With ALI filing their application to launch a REIT, Colliers said it is a keeping a close eye on the market to see which developers follow suit. The Philippine REIT landscape can now truly develop, which should entice homegrown developers such as those in Cebu and Davao to participate in this new capital fund-raising option, it added.

Colliers also highlighted the fact that REITs can be a viable investment, with average dividend yield of prime Asian REIT markets such as Hongkong, Singapore, Malaysia, and Taiwan, Japan and South Korea at 4.8 percent.

Change may be ill-timed

The business community is keenly observing what’s going in the House of Representatives, especially with a number of key proposed pieces of legislation still pending.

This is following reports that Marinduque Rep. Lord Allan Jay Velasco is mounting an attempt to unseat Taguig Rep. Alan Peter Cayetano as House Speaker.

It has been reported that Velasco has offered juicy committee chairmanships to select congressmen to get them to support his bid to oust Cayetano.

It will be recalled that the original plan was for Cayetano and Velasco to share the term as House Speaker. But President Duterte has said that he would not meddle in the term-sharing arrangement between the two and it is up for the parties if they would like to honor it or not. 

According to these reports, as early as last year, Velasco’s allies have attempted to seek support for Velasco by offering additional project allocations to House members under the proposed  2020 national budget, even if it means such realignments will not conform with the priorities set by President Duterte in his budget message.

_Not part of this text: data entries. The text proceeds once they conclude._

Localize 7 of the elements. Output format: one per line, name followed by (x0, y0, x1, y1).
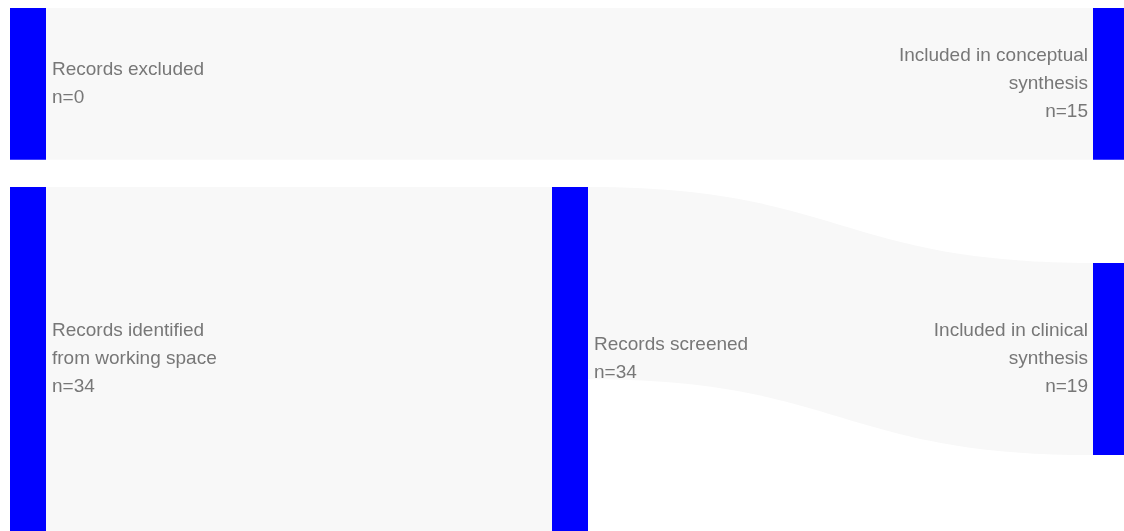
data-label: n=15 (1045, 100, 1088, 122)
data-label: n=34 (52, 375, 96, 397)
data-label: n=0 (52, 86, 85, 108)
data-label: n=34 (594, 361, 638, 383)
category-label: Records excluded (52, 58, 205, 80)
data-label: n=19 (1045, 375, 1088, 397)
category-label: Records screened (594, 333, 749, 355)
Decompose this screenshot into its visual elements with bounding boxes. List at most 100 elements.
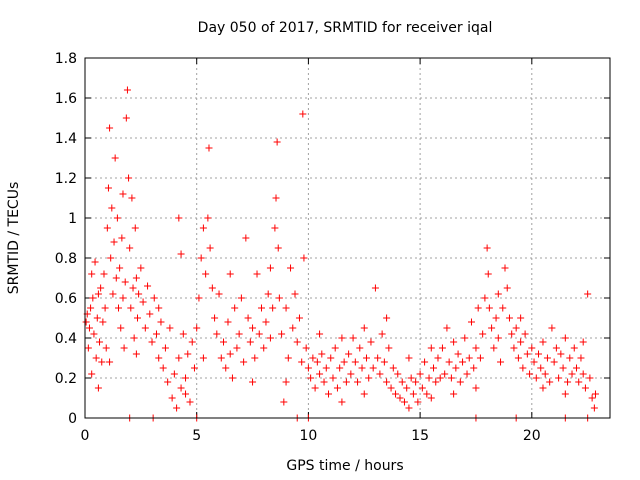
data-point bbox=[590, 404, 598, 412]
data-point bbox=[378, 330, 386, 338]
data-point bbox=[523, 350, 531, 358]
data-point bbox=[333, 384, 341, 392]
data-point bbox=[365, 374, 373, 382]
data-point bbox=[342, 378, 350, 386]
data-point bbox=[148, 338, 156, 346]
data-point bbox=[519, 364, 527, 372]
data-point bbox=[331, 344, 339, 352]
data-point bbox=[414, 398, 422, 406]
data-point bbox=[190, 364, 198, 372]
data-point bbox=[510, 344, 518, 352]
data-point bbox=[535, 350, 543, 358]
data-point bbox=[508, 330, 516, 338]
data-point bbox=[327, 354, 335, 362]
data-point bbox=[98, 358, 106, 366]
data-point bbox=[577, 354, 585, 362]
data-point bbox=[490, 344, 498, 352]
data-point bbox=[237, 294, 245, 302]
data-point bbox=[539, 384, 547, 392]
data-point bbox=[117, 324, 125, 332]
data-point bbox=[581, 384, 589, 392]
data-point bbox=[311, 384, 319, 392]
data-point bbox=[537, 364, 545, 372]
data-point bbox=[159, 364, 167, 372]
data-point bbox=[481, 294, 489, 302]
data-point bbox=[249, 324, 257, 332]
data-point bbox=[550, 358, 558, 366]
x-tick-label: 20 bbox=[523, 428, 541, 444]
data-point bbox=[108, 204, 116, 212]
data-point bbox=[282, 304, 290, 312]
data-point bbox=[204, 214, 212, 222]
data-point bbox=[118, 234, 126, 242]
data-point bbox=[226, 350, 234, 358]
data-point bbox=[273, 138, 281, 146]
tick-labels: 0 0.2 0.4 0.6 0.8 1 1.2 1.4 1.6 1.8 0 5 10 15 20 bbox=[55, 51, 541, 444]
data-point bbox=[96, 338, 104, 346]
data-point bbox=[340, 358, 348, 366]
data-point bbox=[376, 370, 384, 378]
data-point bbox=[338, 334, 346, 342]
data-point bbox=[89, 294, 97, 302]
data-point bbox=[123, 86, 131, 94]
data-point bbox=[251, 354, 259, 362]
y-axis-label: SRMTID / TECUs bbox=[6, 182, 22, 295]
data-point bbox=[231, 304, 239, 312]
data-point bbox=[450, 390, 458, 398]
y-tick-label: 1.8 bbox=[55, 51, 77, 67]
data-point bbox=[470, 364, 478, 372]
data-point bbox=[206, 244, 214, 252]
data-point bbox=[441, 370, 449, 378]
data-point bbox=[409, 390, 417, 398]
data-point bbox=[454, 350, 462, 358]
data-point bbox=[166, 324, 174, 332]
data-point bbox=[121, 278, 129, 286]
data-point bbox=[383, 378, 391, 386]
data-point bbox=[436, 374, 444, 382]
data-point bbox=[126, 244, 134, 252]
data-point bbox=[336, 364, 344, 372]
data-point bbox=[199, 224, 207, 232]
data-point bbox=[588, 394, 596, 402]
data-point bbox=[541, 370, 549, 378]
data-point bbox=[289, 324, 297, 332]
data-point bbox=[94, 290, 102, 298]
data-point bbox=[421, 358, 429, 366]
data-point bbox=[282, 378, 290, 386]
data-point bbox=[102, 344, 110, 352]
y-tick-label: 0.4 bbox=[55, 331, 77, 347]
data-point bbox=[109, 290, 117, 298]
data-point bbox=[304, 364, 312, 372]
data-point bbox=[274, 244, 282, 252]
y-tick-label: 1 bbox=[68, 211, 77, 227]
data-point bbox=[195, 294, 203, 302]
data-point bbox=[104, 184, 112, 192]
data-point bbox=[463, 370, 471, 378]
data-point bbox=[579, 370, 587, 378]
data-point bbox=[94, 384, 102, 392]
data-point bbox=[539, 338, 547, 346]
data-point bbox=[266, 334, 274, 342]
data-point bbox=[112, 274, 120, 282]
data-point bbox=[266, 264, 274, 272]
data-point bbox=[84, 344, 92, 352]
data-point bbox=[168, 394, 176, 402]
data-point bbox=[115, 304, 123, 312]
x-tick-label: 15 bbox=[411, 428, 429, 444]
data-point bbox=[497, 358, 505, 366]
x-tick-label: 5 bbox=[192, 428, 201, 444]
data-point bbox=[313, 358, 321, 366]
data-point bbox=[90, 330, 98, 338]
data-point bbox=[240, 358, 248, 366]
data-point bbox=[494, 290, 502, 298]
data-point bbox=[284, 354, 292, 362]
data-point bbox=[575, 378, 583, 386]
data-point bbox=[88, 370, 96, 378]
data-point bbox=[119, 190, 127, 198]
data-point bbox=[450, 338, 458, 346]
data-point bbox=[584, 290, 592, 298]
y-tick-label: 0.2 bbox=[55, 371, 77, 387]
data-point bbox=[499, 304, 507, 312]
data-point bbox=[521, 330, 529, 338]
data-point bbox=[367, 338, 375, 346]
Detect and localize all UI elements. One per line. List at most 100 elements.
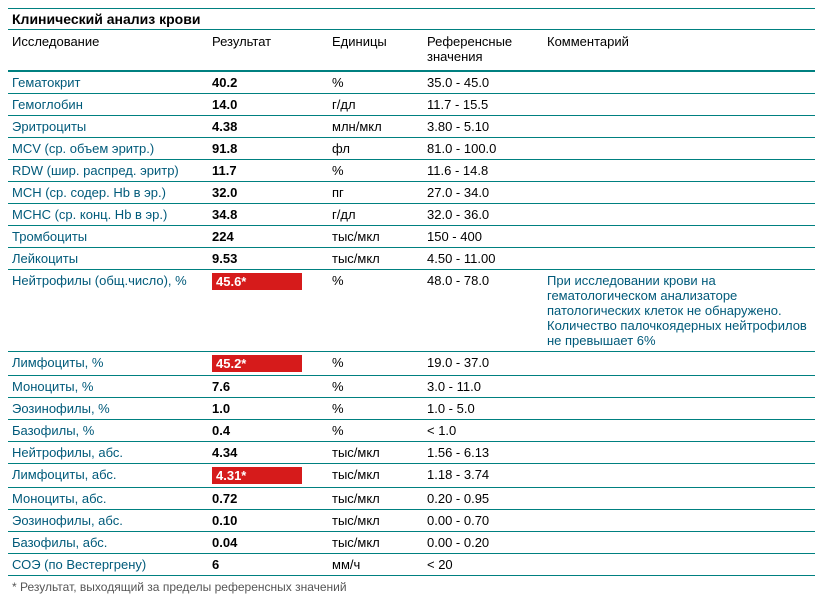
- cell-reference: 1.0 - 5.0: [423, 398, 543, 420]
- cell-result: 32.0: [208, 182, 328, 204]
- cell-result: 4.31*: [208, 464, 328, 488]
- cell-comment: [543, 138, 815, 160]
- table-row: MCH (ср. содер. Hb в эр.)32.0пг27.0 - 34…: [8, 182, 815, 204]
- footnote: * Результат, выходящий за пределы рефере…: [8, 576, 815, 598]
- cell-name: MCV (ср. объем эритр.): [8, 138, 208, 160]
- cell-reference: 19.0 - 37.0: [423, 352, 543, 376]
- table-row: Гематокрит40.2%35.0 - 45.0: [8, 71, 815, 94]
- cell-result: 6: [208, 554, 328, 576]
- col-header-reference: Референсные значения: [423, 30, 543, 72]
- cell-name: Лейкоциты: [8, 248, 208, 270]
- cell-units: тыс/мкл: [328, 442, 423, 464]
- cell-result: 1.0: [208, 398, 328, 420]
- table-row: Нейтрофилы, абс.4.34тыс/мкл1.56 - 6.13: [8, 442, 815, 464]
- cell-result: 4.34: [208, 442, 328, 464]
- cell-name: Эозинофилы, абс.: [8, 510, 208, 532]
- result-flag: 45.2*: [212, 355, 302, 372]
- cell-units: г/дл: [328, 204, 423, 226]
- cell-units: тыс/мкл: [328, 532, 423, 554]
- col-header-name: Исследование: [8, 30, 208, 72]
- table-row: Тромбоциты224тыс/мкл150 - 400: [8, 226, 815, 248]
- col-header-comment: Комментарий: [543, 30, 815, 72]
- cell-name: СОЭ (по Вестергрену): [8, 554, 208, 576]
- cell-units: %: [328, 376, 423, 398]
- table-row: MCV (ср. объем эритр.)91.8фл81.0 - 100.0: [8, 138, 815, 160]
- cell-name: Лимфоциты, абс.: [8, 464, 208, 488]
- cell-reference: 1.18 - 3.74: [423, 464, 543, 488]
- cell-comment: [543, 510, 815, 532]
- cell-reference: 0.00 - 0.70: [423, 510, 543, 532]
- cell-name: Эритроциты: [8, 116, 208, 138]
- cell-comment: [543, 352, 815, 376]
- cell-reference: 35.0 - 45.0: [423, 71, 543, 94]
- cell-units: тыс/мкл: [328, 248, 423, 270]
- cell-result: 4.38: [208, 116, 328, 138]
- table-row: Лимфоциты, %45.2*%19.0 - 37.0: [8, 352, 815, 376]
- table-row: СОЭ (по Вестергрену)6мм/ч< 20: [8, 554, 815, 576]
- cell-result: 14.0: [208, 94, 328, 116]
- cell-comment: [543, 71, 815, 94]
- table-row: Базофилы, абс.0.04тыс/мкл0.00 - 0.20: [8, 532, 815, 554]
- table-row: Базофилы, %0.4%< 1.0: [8, 420, 815, 442]
- cell-comment: [543, 420, 815, 442]
- cell-comment: [543, 182, 815, 204]
- table-header-row: Исследование Результат Единицы Референсн…: [8, 30, 815, 72]
- cell-name: RDW (шир. распред. эритр): [8, 160, 208, 182]
- cell-reference: 150 - 400: [423, 226, 543, 248]
- cell-reference: 11.6 - 14.8: [423, 160, 543, 182]
- cell-comment: [543, 464, 815, 488]
- cell-comment: [543, 116, 815, 138]
- cell-units: %: [328, 160, 423, 182]
- cell-comment: [543, 376, 815, 398]
- cell-result: 0.04: [208, 532, 328, 554]
- cell-result: 0.72: [208, 488, 328, 510]
- cell-name: Гемоглобин: [8, 94, 208, 116]
- result-flag: 4.31*: [212, 467, 302, 484]
- table-row: MCHC (ср. конц. Hb в эр.)34.8г/дл32.0 - …: [8, 204, 815, 226]
- cell-reference: 32.0 - 36.0: [423, 204, 543, 226]
- cell-units: %: [328, 420, 423, 442]
- cell-result: 40.2: [208, 71, 328, 94]
- cell-reference: 3.0 - 11.0: [423, 376, 543, 398]
- cell-units: г/дл: [328, 94, 423, 116]
- cell-reference: 81.0 - 100.0: [423, 138, 543, 160]
- cell-comment: [543, 554, 815, 576]
- cell-comment: [543, 94, 815, 116]
- cell-comment: [543, 398, 815, 420]
- cell-result: 9.53: [208, 248, 328, 270]
- cell-units: тыс/мкл: [328, 226, 423, 248]
- cell-result: 7.6: [208, 376, 328, 398]
- cell-units: %: [328, 352, 423, 376]
- cell-comment: [543, 248, 815, 270]
- cell-name: MCHC (ср. конц. Hb в эр.): [8, 204, 208, 226]
- cell-reference: < 20: [423, 554, 543, 576]
- cell-units: тыс/мкл: [328, 488, 423, 510]
- cell-name: Нейтрофилы (общ.число), %: [8, 270, 208, 352]
- results-table: Исследование Результат Единицы Референсн…: [8, 29, 815, 576]
- cell-name: Эозинофилы, %: [8, 398, 208, 420]
- table-row: Моноциты, %7.6%3.0 - 11.0: [8, 376, 815, 398]
- cell-result: 45.2*: [208, 352, 328, 376]
- cell-reference: 48.0 - 78.0: [423, 270, 543, 352]
- cell-units: %: [328, 398, 423, 420]
- cell-name: Моноциты, %: [8, 376, 208, 398]
- table-row: Моноциты, абс.0.72тыс/мкл0.20 - 0.95: [8, 488, 815, 510]
- cell-comment: [543, 442, 815, 464]
- cell-units: %: [328, 71, 423, 94]
- table-row: Эритроциты4.38млн/мкл3.80 - 5.10: [8, 116, 815, 138]
- cell-name: Лимфоциты, %: [8, 352, 208, 376]
- cell-result: 0.4: [208, 420, 328, 442]
- cell-reference: 0.00 - 0.20: [423, 532, 543, 554]
- cell-name: Тромбоциты: [8, 226, 208, 248]
- cell-comment: [543, 488, 815, 510]
- cell-units: тыс/мкл: [328, 464, 423, 488]
- cell-name: Гематокрит: [8, 71, 208, 94]
- cell-name: MCH (ср. содер. Hb в эр.): [8, 182, 208, 204]
- cell-units: тыс/мкл: [328, 510, 423, 532]
- cell-reference: < 1.0: [423, 420, 543, 442]
- cell-comment: [543, 204, 815, 226]
- cell-reference: 27.0 - 34.0: [423, 182, 543, 204]
- col-header-units: Единицы: [328, 30, 423, 72]
- cell-name: Нейтрофилы, абс.: [8, 442, 208, 464]
- cell-comment: При исследовании крови на гематологическ…: [543, 270, 815, 352]
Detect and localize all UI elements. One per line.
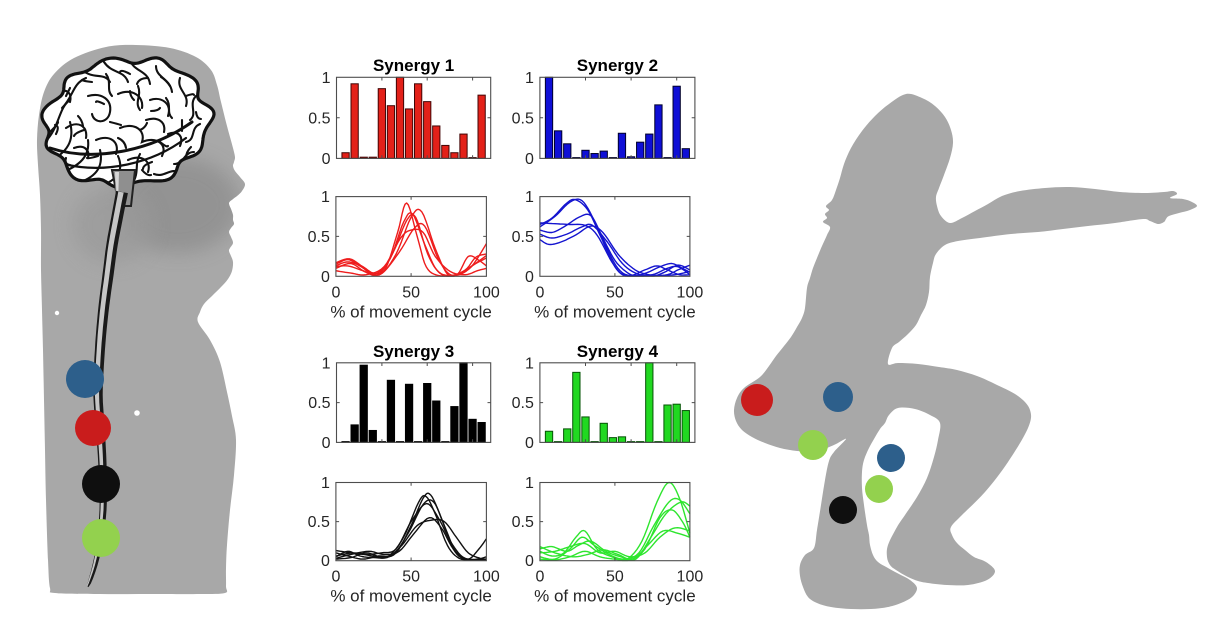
svg-text:50: 50 <box>606 569 624 586</box>
svg-text:50: 50 <box>402 284 420 301</box>
svg-text:0: 0 <box>525 435 534 452</box>
svg-text:100: 100 <box>473 569 500 586</box>
svg-text:Synergy 2: Synergy 2 <box>577 56 658 75</box>
svg-text:1: 1 <box>322 355 331 372</box>
svg-text:% of movement cycle: % of movement cycle <box>330 587 492 606</box>
svg-text:0: 0 <box>321 553 330 570</box>
svg-text:0.5: 0.5 <box>308 229 330 246</box>
svg-text:50: 50 <box>606 284 624 301</box>
svg-text:Synergy 3: Synergy 3 <box>373 342 454 361</box>
svg-text:0: 0 <box>322 435 331 452</box>
svg-text:0: 0 <box>321 269 330 286</box>
svg-text:1: 1 <box>525 70 534 87</box>
svg-text:1: 1 <box>321 475 330 492</box>
svg-text:0: 0 <box>535 569 544 586</box>
svg-text:0.5: 0.5 <box>512 514 534 531</box>
svg-text:100: 100 <box>473 284 500 301</box>
svg-text:0.5: 0.5 <box>308 514 330 531</box>
svg-text:1: 1 <box>525 475 534 492</box>
svg-text:50: 50 <box>402 569 420 586</box>
svg-text:% of movement cycle: % of movement cycle <box>330 302 492 321</box>
svg-text:100: 100 <box>677 284 704 301</box>
svg-text:0: 0 <box>525 269 534 286</box>
svg-text:% of movement cycle: % of movement cycle <box>534 587 696 606</box>
svg-text:0: 0 <box>525 151 534 168</box>
svg-text:0: 0 <box>322 151 331 168</box>
svg-text:% of movement cycle: % of movement cycle <box>534 302 696 321</box>
svg-text:1: 1 <box>321 189 330 206</box>
svg-text:1: 1 <box>525 355 534 372</box>
svg-text:1: 1 <box>322 70 331 87</box>
svg-text:1: 1 <box>525 189 534 206</box>
svg-text:0.5: 0.5 <box>512 110 534 127</box>
svg-text:0.5: 0.5 <box>308 110 330 127</box>
svg-text:0: 0 <box>525 553 534 570</box>
svg-text:0: 0 <box>331 569 340 586</box>
svg-text:100: 100 <box>677 569 704 586</box>
svg-text:Synergy 4: Synergy 4 <box>577 342 659 361</box>
svg-text:0: 0 <box>331 284 340 301</box>
svg-text:0.5: 0.5 <box>308 395 330 412</box>
svg-text:0.5: 0.5 <box>512 229 534 246</box>
svg-text:0: 0 <box>535 284 544 301</box>
svg-text:0.5: 0.5 <box>512 395 534 412</box>
svg-text:Synergy 1: Synergy 1 <box>373 56 454 75</box>
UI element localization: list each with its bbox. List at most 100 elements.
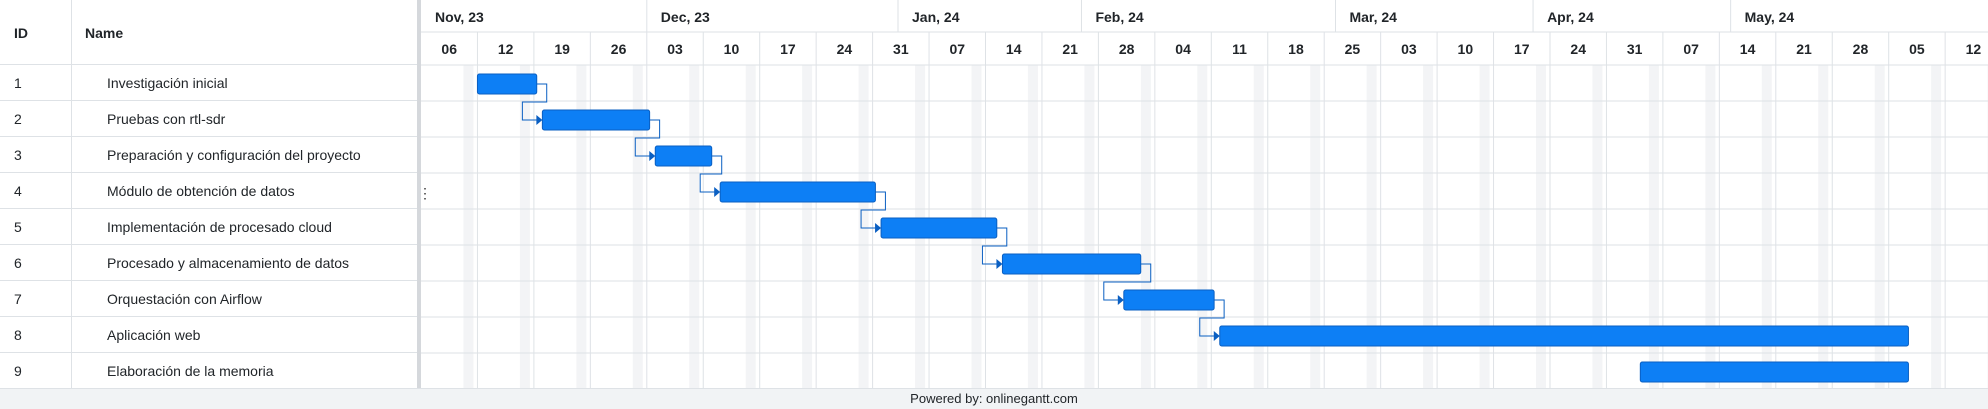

Velasco has also reportedly dispatched his allies, in particular Deputy Speakers Aurelio Gonzales and Mikee Romero, along with Rep. Eric Pineda, to launch a signature campaign favoring the renewal of ABS-CBN’s legislative franchise. This is because if Velasco could pressure the House committee on legislative franchises to get the review for the franchise renewal heard and approved, then this would mean he has the clout to turn the tide in his favor.  

Unfortunately, many of those who signed in favor of ABS-CBN’s franchise renewal want their signatures withdrawn.  

Davao City Rep. Isidro Ungas was also reportedly told he would get to retain his chairmanship of the powerful House appropriations committee if he  could convince Rep. Paolo Duterte and the rest of the Mindanao bloc to back Velasco’s power grab.

Under the term-sharing agreement, Cayetano would serve the first 15 months as Speaker, and Velasco would replace him later to serve the remaining 21 months.

Unfortunately, there are those who believe that a change is ill-timed because Congress is now entering a  crucial period when the President needs to get his priority legislative measures passed.  The chances of getting the President’s legislative agenda moving in Congress would be practically nil by 2021, the year prior to the next national elections.   The President needs a steady hand at this time  to get the House to pass his legislative proposals this year.